Gonzalo Garcia gives his last performance in San Francisco with SF Ballet this Saturday. I interviewed him for the Chronicle:

“Gonzalo Garcia rises on tiptoe, brown eyes wide, chest reaching. He opens his arms for his ballerina, Tina LeBlanc, and she melts inside them, giggling.

It’s the same swooning reaction legions of ballet fans have to Garcia’s Spanish good looks and bighearted dancing, but there’s an undercurrent of regret this afternoon in one of San Francisco Ballet’s studios. The “Don Quixote” performances LeBlanc and Garcia are rehearsing for, with their final show scheduled for Saturday evening, will mark Garcia’s last dance in San Francisco.

“I’m losing my favorite partner!” LeBlanc laments as they rewind the tape to run their romantic pas de deux once more. “We really feel each other,” she explains.

“We breathe together,” Garcia interjects in his sibilant Castilian accent.

“I wouldn’t say we’re one entity, but it’s the closest I’ve come to that,” LeBlanc says.

LeBlanc, the company’s most sparkling veteran ballerina, knows just what she’s losing.

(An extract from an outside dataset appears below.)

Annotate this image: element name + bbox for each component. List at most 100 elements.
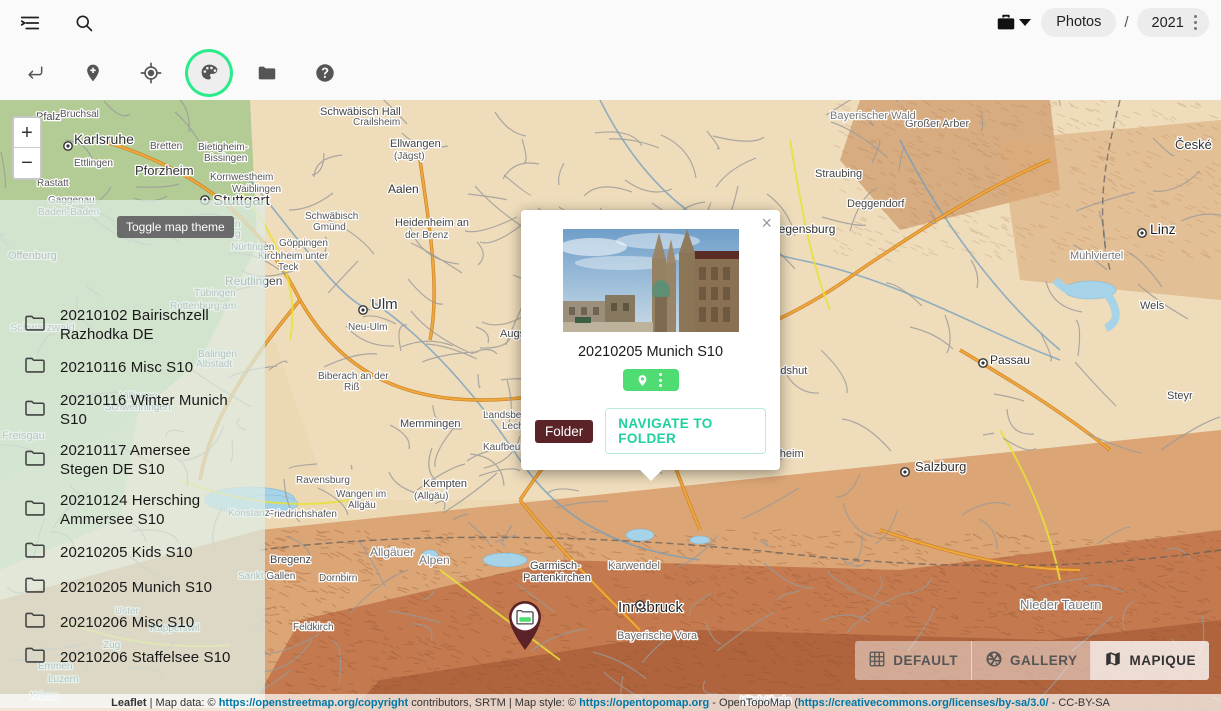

So do the Ballet’s audiences. Garcia, 27, is a special case in San Francisco Ballet history, a joyful boy who grew up in the company’s school to become a personal protege of Artistic Director Helgi Tomasson. His jumps are soaring, his musicality engrossing, his puppyish enthusiasm irresistible. But most all, his pure love of dancing is magnetic.

“Some people in the audience say, I feel like I own you,” Garcia says during a rehearsal break, in a conference room with sunny views of the Civic Center. “And they do. They see things in my dancing I can’t see. And I’m so happy they stuck with me from beginning to end.”

But with familiarity comes fierce attachment, and small wonder fans were shocked and crestfallen at the announcement, a month ago, that Garcia would leave at the end of this season. The news came just as Garcia was hitting a high point of his career, secure as the company’s leading male dancer in roles as iconic as Balanchine’s “Apollo” and “Giselle’s” Prince Albrecht.

His plans weren’t revealed, except for a summer stint with Morphoses, star choreographer Christopher Wheeldon’s new pick-up venture. And no reasons were given, prompting gossip and incredulous speculation. Had there been a falling-out with Tomasson? With other dancers in the company? After Garcia’s wildly successful guest appearance with New York City Ballet in 2004, was he finally jumping ship for that troupe?”